Il en résulte un ouvrage à la fois léger et sérieux, rempli de notations fines et d’aperçus rarement rencontrés hors du cercle étroit des spécialistes ! Le chapitre sur la pluie, qu’Alain Corbin s’est réservé, est le plus «historien» de tous, consacré essentiellement aux croyances anciennes sur la pluie en milieu rural, aux usages poétiques et «politiques» de la pluie (le parapluie de Louis-Philippe !) et au topos récurrent associant la pluie et les larmes. Les contributions qui suivent ne le cèdent en rien et méritent elles aussi la lecture. Pour se limiter à quelques exemples, citons l’usage de la neige comme source de boissons fraîches, le brouillard ou l’orage comme cadre des rêves romantiques et source d’inspiration poétique, ou encore cette mutation culturelle majeure par laquelle le soleil devient l’ami de l’homme, dispensateur de (bonne) santé et de joie et ceci alors même qu’il était redouté auparavant et qu’il fallait s’en protéger pour éviter de devenir fou, aux dires mêmes de Pinel, le fondateur de la psychiatrie française ! Au-delà même de l’astre radieux, c’est la chaleur qui devient délectable et il ne semble pas que les craintes millénaristes sur le «réchauffement climatique» aient si peu que ce soit modifié cette manière de sentir. En revanche, le brouillard tend à disparaître, au moins dans les zones urbaines et personne ne songe à s’en plaindre.
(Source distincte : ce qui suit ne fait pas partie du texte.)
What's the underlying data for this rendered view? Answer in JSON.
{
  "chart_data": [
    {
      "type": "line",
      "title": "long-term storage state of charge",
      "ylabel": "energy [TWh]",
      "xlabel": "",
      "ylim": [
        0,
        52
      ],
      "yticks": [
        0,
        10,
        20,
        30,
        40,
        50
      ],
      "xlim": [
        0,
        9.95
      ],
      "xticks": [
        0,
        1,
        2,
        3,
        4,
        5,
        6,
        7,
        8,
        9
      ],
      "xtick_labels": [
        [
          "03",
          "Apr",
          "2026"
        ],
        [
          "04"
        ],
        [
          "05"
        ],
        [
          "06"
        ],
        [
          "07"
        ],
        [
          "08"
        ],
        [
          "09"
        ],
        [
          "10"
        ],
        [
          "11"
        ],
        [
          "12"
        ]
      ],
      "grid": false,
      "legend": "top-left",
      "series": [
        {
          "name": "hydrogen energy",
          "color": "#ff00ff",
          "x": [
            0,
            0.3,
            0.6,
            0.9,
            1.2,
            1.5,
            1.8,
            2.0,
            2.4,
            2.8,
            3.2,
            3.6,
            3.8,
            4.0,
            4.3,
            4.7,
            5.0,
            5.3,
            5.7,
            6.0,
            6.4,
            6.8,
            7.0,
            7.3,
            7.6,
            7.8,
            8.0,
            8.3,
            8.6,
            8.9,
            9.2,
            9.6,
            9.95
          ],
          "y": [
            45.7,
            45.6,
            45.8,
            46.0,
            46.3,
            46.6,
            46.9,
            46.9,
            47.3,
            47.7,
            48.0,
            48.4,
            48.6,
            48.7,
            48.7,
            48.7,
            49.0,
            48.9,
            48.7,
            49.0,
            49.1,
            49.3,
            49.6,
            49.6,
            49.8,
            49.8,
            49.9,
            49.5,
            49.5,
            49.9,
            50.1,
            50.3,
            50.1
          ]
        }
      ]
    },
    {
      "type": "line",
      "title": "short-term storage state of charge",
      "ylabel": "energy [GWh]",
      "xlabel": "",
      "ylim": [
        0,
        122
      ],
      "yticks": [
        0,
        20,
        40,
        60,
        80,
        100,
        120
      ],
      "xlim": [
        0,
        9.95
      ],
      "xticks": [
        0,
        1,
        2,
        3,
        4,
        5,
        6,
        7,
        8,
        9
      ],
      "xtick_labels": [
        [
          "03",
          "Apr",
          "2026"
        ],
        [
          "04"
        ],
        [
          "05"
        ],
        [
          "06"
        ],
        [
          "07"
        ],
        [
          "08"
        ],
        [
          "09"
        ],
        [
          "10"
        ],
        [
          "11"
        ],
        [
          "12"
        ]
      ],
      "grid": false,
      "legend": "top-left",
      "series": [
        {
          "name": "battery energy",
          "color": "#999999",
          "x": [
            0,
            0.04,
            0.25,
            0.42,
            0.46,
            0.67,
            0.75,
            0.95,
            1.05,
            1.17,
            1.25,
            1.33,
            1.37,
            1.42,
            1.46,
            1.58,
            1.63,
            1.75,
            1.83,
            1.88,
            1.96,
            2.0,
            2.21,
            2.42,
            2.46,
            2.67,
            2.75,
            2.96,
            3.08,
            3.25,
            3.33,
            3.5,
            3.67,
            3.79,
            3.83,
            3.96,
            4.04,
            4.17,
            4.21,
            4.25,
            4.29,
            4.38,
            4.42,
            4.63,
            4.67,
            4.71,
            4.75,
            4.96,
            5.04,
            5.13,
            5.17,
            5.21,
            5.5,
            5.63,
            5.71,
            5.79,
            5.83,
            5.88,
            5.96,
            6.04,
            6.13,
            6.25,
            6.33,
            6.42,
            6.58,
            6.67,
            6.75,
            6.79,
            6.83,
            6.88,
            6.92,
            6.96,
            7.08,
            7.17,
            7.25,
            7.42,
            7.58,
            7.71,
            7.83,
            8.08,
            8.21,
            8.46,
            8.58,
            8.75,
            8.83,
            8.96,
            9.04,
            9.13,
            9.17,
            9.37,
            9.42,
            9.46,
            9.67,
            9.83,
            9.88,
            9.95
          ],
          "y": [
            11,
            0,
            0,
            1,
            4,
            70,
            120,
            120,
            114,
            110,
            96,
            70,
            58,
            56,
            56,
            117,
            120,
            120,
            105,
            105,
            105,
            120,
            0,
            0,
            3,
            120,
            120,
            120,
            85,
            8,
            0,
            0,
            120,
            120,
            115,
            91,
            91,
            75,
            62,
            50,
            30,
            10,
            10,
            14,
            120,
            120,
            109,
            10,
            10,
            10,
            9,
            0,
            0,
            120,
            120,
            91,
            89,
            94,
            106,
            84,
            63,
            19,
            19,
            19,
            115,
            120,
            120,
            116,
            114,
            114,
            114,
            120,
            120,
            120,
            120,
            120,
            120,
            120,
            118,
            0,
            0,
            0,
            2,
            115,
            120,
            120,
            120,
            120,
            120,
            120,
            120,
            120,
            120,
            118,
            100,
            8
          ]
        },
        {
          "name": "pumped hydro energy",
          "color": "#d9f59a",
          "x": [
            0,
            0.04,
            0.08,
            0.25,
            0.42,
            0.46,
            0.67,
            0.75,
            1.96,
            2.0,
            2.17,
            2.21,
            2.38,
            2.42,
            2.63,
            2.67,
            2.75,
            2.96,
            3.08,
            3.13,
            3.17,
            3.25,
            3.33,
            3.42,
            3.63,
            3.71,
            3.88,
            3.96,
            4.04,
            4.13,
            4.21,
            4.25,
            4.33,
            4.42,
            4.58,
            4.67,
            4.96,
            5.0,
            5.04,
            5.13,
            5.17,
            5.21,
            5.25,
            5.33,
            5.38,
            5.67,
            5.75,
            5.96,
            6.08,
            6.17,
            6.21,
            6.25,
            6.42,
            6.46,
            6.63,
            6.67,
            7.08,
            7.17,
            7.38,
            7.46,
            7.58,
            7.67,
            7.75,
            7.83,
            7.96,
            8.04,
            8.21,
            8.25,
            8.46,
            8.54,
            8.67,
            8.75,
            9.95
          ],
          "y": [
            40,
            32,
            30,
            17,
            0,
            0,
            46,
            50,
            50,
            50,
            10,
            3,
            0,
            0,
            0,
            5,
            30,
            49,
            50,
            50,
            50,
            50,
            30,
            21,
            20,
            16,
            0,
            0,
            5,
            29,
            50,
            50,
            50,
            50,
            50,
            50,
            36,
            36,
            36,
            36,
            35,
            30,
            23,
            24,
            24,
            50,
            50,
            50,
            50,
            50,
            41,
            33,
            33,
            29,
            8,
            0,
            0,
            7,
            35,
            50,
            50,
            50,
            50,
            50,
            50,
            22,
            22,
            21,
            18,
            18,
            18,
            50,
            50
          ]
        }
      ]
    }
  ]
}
Les auteurs, en effet, ne s’interdisent pas, on l’a vu, de pousser jusqu’à l’époque actuelle et l’on trouvera des notations qui permettent de remettre en perspective ce qui nous semble évident. Ainsi, parmi beaucoup d’autres, le chapitre sur l’orage et les tornades qui l'accompagnent montre «l’antropomorphisation du phénomène qui donne une allure épique à la lutte qui est engagée contre lui, mais aussi l’usage du superlatif», ce qui ne s’oppose pas à cette notation, elle aussi très vraie : «Chaque tempête tend à occulter la précédente, comme si le choc rendait amnésique».

Mais c’est surtout la vogue récente des rubriques météorologiques des médias et les explications qui en sont données qui méritent de retenir l’attention du lecteur. En premier lieu, certes, le constat du surprenant vedettariat des présentateurs, mais plus encore ce que les auteurs dénomment la «météo sensibilité», la «climatomanie» ou mieux encore «l’intranquillité» du public, selon le néologisme repris à Pessoa, devant les phénomènes désagréables, voire le simple «mauvais temps». Et ceci alors même que la dépendance aux phénomènes atmosphériques n’a cessé de diminuer au cours du siècle écoulé, encore un paradoxe… Force est alors de recourir à des hypothèses liées à la psychologie humaine telle que l’ambition de contrôler sa propre vie, d’arrêter la course du temps (qui passe) et, pourquoi pas, hasarde l’auteur de ces lignes, le désir du risque zéro là même où nul ne peut le garantir ?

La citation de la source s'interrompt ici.